Tax not thy GOD: thine own defaults did urge
This twofold punishment: the mill, the scourge.
Thy sin's the author of thy self tormenting :
Thou grind'st for sinning; scourged for not repenting.
16 Disaltern: Disannul.

No. V.

Illustration-An Angel fashioning an image of Man in a Potter's Wheel.
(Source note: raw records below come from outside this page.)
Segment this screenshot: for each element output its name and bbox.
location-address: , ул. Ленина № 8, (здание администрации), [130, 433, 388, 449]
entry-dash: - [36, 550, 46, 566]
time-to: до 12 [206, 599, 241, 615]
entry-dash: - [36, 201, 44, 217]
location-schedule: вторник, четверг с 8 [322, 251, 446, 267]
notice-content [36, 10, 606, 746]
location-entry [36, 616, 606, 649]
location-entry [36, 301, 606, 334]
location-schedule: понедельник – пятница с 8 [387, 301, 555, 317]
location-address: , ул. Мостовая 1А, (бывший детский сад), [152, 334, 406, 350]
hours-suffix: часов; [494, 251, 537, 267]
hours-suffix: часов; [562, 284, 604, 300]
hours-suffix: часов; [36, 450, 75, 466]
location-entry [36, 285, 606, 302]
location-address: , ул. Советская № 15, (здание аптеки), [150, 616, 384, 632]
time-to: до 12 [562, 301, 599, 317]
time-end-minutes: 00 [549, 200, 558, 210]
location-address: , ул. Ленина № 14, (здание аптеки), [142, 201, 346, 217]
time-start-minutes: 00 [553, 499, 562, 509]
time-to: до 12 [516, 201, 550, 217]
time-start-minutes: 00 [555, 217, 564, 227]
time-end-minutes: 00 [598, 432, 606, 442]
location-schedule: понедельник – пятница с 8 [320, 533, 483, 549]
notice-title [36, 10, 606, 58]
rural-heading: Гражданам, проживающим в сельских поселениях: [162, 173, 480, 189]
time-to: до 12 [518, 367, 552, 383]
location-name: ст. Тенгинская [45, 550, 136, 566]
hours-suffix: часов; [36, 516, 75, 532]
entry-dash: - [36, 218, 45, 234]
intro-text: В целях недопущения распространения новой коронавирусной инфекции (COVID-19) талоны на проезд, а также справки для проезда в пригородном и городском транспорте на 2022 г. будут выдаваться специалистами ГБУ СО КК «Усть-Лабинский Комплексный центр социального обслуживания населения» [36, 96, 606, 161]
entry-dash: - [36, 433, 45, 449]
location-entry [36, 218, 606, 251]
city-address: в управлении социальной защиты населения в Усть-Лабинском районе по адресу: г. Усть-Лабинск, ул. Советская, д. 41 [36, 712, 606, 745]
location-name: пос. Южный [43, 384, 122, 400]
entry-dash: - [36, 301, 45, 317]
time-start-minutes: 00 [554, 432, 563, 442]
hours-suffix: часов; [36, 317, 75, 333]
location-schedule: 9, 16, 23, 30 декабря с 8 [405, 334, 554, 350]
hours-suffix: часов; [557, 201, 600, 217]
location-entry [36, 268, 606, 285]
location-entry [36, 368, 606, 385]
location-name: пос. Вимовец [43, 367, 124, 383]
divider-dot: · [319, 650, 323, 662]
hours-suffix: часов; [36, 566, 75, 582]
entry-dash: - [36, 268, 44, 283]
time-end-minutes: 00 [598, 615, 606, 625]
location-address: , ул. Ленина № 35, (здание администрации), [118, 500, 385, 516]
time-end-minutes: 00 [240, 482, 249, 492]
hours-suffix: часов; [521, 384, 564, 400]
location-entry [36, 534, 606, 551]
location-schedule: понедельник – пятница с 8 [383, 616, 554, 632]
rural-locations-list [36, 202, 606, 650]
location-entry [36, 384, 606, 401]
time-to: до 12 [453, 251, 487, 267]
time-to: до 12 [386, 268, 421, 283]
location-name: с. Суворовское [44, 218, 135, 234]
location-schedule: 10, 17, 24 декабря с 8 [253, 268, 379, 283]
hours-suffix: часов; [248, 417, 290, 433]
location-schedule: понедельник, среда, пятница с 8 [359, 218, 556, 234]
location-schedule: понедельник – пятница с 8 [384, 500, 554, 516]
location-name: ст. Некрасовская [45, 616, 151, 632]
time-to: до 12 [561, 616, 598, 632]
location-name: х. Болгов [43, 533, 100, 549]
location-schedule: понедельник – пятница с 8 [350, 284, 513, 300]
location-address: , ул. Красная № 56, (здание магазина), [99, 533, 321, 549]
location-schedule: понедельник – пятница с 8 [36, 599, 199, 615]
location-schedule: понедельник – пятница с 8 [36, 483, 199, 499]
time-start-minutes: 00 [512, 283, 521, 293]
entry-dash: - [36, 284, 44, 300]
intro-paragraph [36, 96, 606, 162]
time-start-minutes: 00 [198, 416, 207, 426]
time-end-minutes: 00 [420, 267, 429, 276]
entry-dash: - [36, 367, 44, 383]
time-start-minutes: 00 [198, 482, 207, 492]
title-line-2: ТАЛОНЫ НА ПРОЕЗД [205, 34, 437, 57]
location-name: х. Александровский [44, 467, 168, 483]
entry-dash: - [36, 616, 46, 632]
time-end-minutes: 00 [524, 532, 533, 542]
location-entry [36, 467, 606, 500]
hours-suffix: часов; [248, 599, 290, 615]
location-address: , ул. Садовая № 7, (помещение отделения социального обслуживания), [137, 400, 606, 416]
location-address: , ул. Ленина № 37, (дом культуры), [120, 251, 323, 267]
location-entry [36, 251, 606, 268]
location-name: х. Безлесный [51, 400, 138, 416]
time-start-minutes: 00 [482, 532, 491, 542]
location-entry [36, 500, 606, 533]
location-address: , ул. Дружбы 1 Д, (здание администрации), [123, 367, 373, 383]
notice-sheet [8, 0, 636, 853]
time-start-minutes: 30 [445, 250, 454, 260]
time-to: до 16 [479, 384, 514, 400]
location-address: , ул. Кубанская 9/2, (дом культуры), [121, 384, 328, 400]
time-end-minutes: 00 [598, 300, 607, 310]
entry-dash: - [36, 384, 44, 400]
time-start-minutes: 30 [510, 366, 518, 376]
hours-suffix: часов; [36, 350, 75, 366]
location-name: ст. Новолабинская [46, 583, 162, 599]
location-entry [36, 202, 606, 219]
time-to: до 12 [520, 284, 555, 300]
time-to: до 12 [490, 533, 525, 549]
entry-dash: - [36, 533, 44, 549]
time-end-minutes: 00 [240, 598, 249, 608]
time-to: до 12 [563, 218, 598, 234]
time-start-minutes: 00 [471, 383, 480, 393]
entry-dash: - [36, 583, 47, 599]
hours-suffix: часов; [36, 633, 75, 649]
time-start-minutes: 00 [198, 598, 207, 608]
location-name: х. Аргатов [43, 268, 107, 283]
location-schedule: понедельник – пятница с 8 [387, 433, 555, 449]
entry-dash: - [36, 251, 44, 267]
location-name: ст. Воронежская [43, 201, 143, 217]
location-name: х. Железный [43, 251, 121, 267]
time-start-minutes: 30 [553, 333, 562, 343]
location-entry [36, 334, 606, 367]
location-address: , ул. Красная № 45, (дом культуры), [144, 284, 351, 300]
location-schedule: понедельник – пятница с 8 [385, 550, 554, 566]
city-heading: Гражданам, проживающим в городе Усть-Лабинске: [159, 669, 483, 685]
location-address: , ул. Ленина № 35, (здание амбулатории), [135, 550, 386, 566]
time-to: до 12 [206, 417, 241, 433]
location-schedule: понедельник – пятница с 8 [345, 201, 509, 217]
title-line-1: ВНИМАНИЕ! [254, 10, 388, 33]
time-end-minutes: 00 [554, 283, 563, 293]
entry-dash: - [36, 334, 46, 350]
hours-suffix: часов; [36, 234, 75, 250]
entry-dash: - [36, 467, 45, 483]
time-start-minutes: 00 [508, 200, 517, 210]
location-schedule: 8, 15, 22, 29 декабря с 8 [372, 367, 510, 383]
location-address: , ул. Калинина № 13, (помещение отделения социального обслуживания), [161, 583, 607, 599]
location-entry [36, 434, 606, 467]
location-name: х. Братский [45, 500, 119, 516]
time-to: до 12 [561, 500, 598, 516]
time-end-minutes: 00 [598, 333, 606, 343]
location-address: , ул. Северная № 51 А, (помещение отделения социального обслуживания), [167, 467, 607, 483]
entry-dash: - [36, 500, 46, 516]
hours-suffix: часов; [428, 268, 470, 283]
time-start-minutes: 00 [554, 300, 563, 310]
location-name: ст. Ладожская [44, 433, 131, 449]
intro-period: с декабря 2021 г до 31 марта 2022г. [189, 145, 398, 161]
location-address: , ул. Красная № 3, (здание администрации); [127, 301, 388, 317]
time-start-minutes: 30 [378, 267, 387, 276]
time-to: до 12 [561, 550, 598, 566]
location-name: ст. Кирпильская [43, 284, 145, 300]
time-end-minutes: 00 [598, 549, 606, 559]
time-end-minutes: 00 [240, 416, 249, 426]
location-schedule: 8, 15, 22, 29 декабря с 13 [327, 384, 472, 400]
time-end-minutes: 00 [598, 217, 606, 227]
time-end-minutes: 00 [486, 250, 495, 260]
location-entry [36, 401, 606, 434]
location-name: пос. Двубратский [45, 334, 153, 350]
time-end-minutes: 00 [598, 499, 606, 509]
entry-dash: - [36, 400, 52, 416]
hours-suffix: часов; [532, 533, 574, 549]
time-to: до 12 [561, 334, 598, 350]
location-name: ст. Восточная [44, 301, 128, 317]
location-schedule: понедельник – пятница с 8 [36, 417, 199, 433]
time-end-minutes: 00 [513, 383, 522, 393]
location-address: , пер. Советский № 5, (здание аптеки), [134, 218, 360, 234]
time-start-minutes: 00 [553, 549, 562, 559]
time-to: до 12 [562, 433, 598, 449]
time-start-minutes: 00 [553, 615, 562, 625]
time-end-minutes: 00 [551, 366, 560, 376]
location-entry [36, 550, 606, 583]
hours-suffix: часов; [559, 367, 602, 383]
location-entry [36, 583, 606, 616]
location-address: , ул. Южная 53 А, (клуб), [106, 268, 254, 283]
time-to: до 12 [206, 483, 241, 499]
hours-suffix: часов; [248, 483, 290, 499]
Remember, I beseech thee, that thou hast made me as the clay; and wilt thou bring me into dust again?-JOB x. 9.

THUS from the bosom of the new-made earth
Poor man was delved, and had his unborn birth;
The same the stuff, the self-same hand doth trim
The plant that fades, the beast that dies, and him:
One was their sire, one was their common mother,
Plants are his sisters, and the beast his brother,
The elder too; beasts draw the self-same breast,
Wax old alike, and die the self-same death:
Plants grow as he, with fairer robes array'd;
Alike they flourish, and alike they fade:
The beast in sense exceeds him, and, in growth,
The three-aged oak doth thrice exceed them both.
Why look'st thou then so big, thou little span
Of earth? what art thou more in being man?
Ay, but my great Creator did inspire
My chosen earth, with the diviner fire

Of reason; gave me judgment and a will;

That, to know good; this, to chose good from ill:
He puts the reins of pow'r in my free hand,

A jurisdiction over sea and land,

He gave me art to lengthen out my span
Of life, and made me all, in being man.
Ay, but thy passion has committed treason
Against the sacred person of thy reason:
Thy judgment is corrupt, perverse thy will;
That knows no good, and this makes choice of ill:
The greater height sends down the deeper fall;
And good declined, turns bad, turns worst of all.
Say then, proud inch of living earth, what can
Thy greatness claim the more in being man?